Three breakfast staples to decrease blood strain – filled with potassium

Jun 30, 2023 at 7:15 AM
Three breakfast staples to decrease blood strain – filled with potassium

It is believed round one in three adults within the UK has excessive blood pressure, though many individuals won’t bear in mind.

The situation means your coronary heart is working more durable than it ought to need to as a way to pump blood across the physique.

This places additional pressure in your blood vessels and organs, which over time may end up in critical medical emergencies.

In truth, hypertension is the only greatest threat issue for strokes and can even result in heart attacks, kidney failure and even vascular dementia.

Therefore protecting your blood strain at a wholesome degree is significant.

Diet is a key driver in your blood strain ranges. Specifically, salt is thought to be one of many main causes of hypertension.

This is as a result of sodium makes the physique maintain on to water, placing strain on blood vessel partitions.

Alongside chopping again in your salt consumption there may be one other approach to assist scale back the influence of sodium on the physique.

Eating foods high in potassium can lower blood pressure as the mineral works to remove sodium.

It additionally helps chill out blood vessel partitions, permitting blood to circulate.

The American Heart Association explains: “Foods that are rich in potassium are important in managing high blood pressure, also known as hypertension, because potassium lessens the effects of sodium.

“The more potassium you eat, the more sodium you lose through urine.

“Potassium also helps to ease tension in your blood vessel walls, which helps further lower blood pressure.”

There are three meals and drinks generally consumed at breakfast with excessive ranges of potassium, to assist decrease your blood strain ranges very first thing within the morning.

These are:

  • Avocados
  • Plain yoghurt
  • Orange juice.

Avocados

According to the Cleveland Clinic, half an avocado comprises round 364 milligrams (mg) of potassium.

“As if you needed another reason to reach for the guacamole, a half-cup serving of creamy avocado contains about 364mg of potassium,” it says.

“From fruit salad to avocado toast, a fancy fish dinner to a bowl of tomatoey spaghetti, there are so many great ways to get your fill of potassium.

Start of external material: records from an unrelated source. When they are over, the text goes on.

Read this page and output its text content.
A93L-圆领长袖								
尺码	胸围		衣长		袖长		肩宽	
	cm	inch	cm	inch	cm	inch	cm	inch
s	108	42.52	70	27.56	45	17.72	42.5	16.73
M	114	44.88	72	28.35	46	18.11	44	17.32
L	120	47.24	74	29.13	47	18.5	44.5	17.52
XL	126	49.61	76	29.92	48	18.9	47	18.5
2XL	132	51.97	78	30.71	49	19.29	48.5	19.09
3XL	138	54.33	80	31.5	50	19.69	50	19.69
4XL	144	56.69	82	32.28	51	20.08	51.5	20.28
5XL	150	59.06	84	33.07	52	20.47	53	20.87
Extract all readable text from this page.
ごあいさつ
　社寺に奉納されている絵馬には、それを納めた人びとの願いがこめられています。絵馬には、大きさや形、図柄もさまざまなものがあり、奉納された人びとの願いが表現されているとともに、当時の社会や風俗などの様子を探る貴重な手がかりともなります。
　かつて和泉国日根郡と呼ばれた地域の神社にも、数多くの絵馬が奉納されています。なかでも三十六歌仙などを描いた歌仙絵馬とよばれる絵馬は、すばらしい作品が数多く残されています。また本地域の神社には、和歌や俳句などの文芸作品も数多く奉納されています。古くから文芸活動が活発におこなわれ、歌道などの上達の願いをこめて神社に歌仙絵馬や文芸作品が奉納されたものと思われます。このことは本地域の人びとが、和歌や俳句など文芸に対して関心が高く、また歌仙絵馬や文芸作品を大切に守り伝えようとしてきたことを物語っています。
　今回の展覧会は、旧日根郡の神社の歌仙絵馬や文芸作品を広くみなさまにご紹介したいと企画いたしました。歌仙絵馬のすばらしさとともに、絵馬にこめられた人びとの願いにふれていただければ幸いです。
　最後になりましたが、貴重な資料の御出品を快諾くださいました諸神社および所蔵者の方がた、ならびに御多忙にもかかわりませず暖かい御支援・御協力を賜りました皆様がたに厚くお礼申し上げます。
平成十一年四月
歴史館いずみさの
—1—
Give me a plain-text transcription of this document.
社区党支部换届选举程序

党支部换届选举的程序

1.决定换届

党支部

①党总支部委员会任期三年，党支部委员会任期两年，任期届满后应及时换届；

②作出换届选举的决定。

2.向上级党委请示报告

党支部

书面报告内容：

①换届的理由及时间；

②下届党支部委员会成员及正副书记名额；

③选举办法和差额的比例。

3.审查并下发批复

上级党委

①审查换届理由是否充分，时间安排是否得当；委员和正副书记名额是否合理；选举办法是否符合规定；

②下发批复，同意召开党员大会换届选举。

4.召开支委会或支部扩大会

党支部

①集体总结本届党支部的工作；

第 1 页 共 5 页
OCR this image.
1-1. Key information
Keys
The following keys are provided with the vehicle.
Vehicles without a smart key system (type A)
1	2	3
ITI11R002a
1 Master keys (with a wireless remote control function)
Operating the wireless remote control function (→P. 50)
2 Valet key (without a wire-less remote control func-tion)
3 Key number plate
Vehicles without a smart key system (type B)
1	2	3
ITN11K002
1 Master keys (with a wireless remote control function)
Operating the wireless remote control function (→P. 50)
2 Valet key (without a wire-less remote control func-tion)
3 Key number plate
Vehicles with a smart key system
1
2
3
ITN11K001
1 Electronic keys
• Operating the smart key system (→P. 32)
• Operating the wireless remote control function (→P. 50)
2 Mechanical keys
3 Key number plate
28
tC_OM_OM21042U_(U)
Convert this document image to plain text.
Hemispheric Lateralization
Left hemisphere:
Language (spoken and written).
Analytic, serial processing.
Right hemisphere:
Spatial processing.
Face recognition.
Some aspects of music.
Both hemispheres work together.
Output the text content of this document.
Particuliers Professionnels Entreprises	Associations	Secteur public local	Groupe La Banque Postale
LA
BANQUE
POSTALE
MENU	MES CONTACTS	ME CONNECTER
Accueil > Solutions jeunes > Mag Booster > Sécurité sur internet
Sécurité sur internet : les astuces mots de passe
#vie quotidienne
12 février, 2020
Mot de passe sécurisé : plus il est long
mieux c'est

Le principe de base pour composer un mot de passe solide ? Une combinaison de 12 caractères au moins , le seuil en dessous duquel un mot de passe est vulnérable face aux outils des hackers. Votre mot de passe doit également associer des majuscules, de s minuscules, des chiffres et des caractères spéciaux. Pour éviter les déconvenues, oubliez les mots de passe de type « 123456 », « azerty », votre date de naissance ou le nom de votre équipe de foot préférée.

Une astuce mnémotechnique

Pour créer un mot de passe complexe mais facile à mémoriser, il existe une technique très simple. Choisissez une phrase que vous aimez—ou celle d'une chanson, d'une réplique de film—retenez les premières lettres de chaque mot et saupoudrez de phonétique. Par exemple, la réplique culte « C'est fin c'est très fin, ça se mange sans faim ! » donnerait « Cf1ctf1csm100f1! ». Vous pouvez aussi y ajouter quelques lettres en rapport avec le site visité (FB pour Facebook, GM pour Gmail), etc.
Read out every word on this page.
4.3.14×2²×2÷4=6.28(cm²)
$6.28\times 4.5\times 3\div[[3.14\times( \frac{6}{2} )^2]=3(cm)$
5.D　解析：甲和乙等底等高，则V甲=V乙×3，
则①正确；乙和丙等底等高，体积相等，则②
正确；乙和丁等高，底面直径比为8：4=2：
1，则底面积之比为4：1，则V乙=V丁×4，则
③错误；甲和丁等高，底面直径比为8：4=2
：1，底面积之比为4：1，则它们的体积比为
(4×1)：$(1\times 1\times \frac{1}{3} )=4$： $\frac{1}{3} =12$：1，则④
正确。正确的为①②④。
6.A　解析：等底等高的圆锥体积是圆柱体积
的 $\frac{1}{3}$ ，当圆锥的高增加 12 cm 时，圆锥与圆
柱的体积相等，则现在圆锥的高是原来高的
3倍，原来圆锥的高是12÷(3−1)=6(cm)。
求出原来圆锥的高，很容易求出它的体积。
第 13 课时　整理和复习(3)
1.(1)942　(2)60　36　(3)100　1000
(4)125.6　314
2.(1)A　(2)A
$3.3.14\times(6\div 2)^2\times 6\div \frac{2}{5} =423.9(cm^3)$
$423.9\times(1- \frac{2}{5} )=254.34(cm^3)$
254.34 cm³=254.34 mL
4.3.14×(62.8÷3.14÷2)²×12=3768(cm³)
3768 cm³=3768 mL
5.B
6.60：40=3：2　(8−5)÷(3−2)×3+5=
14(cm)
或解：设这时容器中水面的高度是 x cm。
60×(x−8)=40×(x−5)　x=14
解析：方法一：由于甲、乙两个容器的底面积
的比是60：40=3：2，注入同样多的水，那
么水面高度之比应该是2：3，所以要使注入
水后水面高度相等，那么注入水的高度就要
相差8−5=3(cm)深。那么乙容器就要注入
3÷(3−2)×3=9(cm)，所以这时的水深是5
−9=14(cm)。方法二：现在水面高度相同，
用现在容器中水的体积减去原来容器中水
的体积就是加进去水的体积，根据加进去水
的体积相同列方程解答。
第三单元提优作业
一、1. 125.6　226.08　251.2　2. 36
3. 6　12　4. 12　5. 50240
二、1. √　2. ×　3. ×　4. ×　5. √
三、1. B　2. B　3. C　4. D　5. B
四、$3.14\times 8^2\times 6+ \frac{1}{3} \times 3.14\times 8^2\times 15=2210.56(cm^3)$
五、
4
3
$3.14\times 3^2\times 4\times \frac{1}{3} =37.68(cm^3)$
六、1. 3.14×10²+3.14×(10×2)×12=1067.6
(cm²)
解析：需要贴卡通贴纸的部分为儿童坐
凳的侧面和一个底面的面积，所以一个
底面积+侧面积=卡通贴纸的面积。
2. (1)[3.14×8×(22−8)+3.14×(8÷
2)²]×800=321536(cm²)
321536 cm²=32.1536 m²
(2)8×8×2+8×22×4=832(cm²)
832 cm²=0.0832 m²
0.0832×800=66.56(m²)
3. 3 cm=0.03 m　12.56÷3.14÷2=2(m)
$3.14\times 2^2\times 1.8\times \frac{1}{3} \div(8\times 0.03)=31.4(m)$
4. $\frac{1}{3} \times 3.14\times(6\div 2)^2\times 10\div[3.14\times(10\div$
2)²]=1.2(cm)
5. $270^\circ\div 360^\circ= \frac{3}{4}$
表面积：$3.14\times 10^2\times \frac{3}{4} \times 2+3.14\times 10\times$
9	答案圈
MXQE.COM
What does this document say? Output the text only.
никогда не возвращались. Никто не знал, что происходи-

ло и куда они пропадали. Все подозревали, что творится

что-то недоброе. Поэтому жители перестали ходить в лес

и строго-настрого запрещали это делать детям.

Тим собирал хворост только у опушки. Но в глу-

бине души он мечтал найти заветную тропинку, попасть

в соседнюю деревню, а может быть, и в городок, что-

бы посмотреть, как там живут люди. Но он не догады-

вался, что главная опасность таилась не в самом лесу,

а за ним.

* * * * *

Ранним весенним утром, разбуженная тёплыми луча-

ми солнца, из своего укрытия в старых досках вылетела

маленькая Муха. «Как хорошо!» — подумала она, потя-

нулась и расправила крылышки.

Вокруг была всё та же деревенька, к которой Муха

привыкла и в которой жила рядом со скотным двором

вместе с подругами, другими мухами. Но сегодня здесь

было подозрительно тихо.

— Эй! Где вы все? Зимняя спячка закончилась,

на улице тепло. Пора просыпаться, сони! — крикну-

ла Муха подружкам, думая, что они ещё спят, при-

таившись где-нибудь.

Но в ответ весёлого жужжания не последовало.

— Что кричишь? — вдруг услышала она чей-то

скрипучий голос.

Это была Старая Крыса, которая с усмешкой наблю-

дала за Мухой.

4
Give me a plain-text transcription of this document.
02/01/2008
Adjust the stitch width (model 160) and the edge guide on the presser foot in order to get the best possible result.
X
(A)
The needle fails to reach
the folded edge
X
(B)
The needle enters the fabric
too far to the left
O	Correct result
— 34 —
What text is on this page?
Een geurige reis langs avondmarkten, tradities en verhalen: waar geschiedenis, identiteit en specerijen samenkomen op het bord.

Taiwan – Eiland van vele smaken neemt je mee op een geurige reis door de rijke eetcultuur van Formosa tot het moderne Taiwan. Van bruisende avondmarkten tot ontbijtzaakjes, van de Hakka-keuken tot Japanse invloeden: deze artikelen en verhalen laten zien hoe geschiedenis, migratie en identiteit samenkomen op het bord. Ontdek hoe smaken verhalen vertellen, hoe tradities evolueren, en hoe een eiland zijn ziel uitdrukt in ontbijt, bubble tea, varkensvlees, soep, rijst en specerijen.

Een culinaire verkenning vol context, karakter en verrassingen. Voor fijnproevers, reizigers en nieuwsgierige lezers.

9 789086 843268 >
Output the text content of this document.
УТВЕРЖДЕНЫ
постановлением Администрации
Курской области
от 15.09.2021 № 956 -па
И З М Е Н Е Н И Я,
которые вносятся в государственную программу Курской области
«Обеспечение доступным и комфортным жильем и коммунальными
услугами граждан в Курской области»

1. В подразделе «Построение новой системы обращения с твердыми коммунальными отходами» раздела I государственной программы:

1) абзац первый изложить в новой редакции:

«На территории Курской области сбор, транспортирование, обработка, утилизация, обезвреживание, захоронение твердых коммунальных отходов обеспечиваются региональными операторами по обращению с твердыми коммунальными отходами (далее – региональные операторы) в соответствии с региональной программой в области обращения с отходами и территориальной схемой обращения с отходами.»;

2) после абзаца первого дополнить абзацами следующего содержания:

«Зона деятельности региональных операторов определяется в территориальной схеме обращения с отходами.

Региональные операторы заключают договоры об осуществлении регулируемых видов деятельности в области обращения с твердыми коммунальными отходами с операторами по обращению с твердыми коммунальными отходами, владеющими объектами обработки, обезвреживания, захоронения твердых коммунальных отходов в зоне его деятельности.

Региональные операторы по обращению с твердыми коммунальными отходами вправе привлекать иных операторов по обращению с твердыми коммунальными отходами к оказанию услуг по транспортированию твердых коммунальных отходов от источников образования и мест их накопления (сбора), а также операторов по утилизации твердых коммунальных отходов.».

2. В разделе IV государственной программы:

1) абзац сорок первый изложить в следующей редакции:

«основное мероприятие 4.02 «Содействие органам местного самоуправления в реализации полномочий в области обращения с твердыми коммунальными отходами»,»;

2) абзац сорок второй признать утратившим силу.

“Your health — and your taste buds — will thank you.”

Plain yoghurt

Healthline explains that consuming plain yoghurt has a number of well being advantages.

It says: “Yoghurt is a great source of calcium, riboflavin and potassium.

“One cup (245 grams) of this creamy treat provides you with 380mg of potassium.”

Orange juice

According to Medical News Today, a cup of contemporary orange juice might include as a lot as 496mg of potassium.

And the Fruit Juice Science Centre provides: “A small glass (150ml) of 100 percent orange juice provides around 7.5 percent of daily potassium needs.

“Since the relationship between potassium and blood pressure is well established, it stands to reason that foods which are a good source of potassium, such as 100 percent orange juice, may be beneficial to heart health.”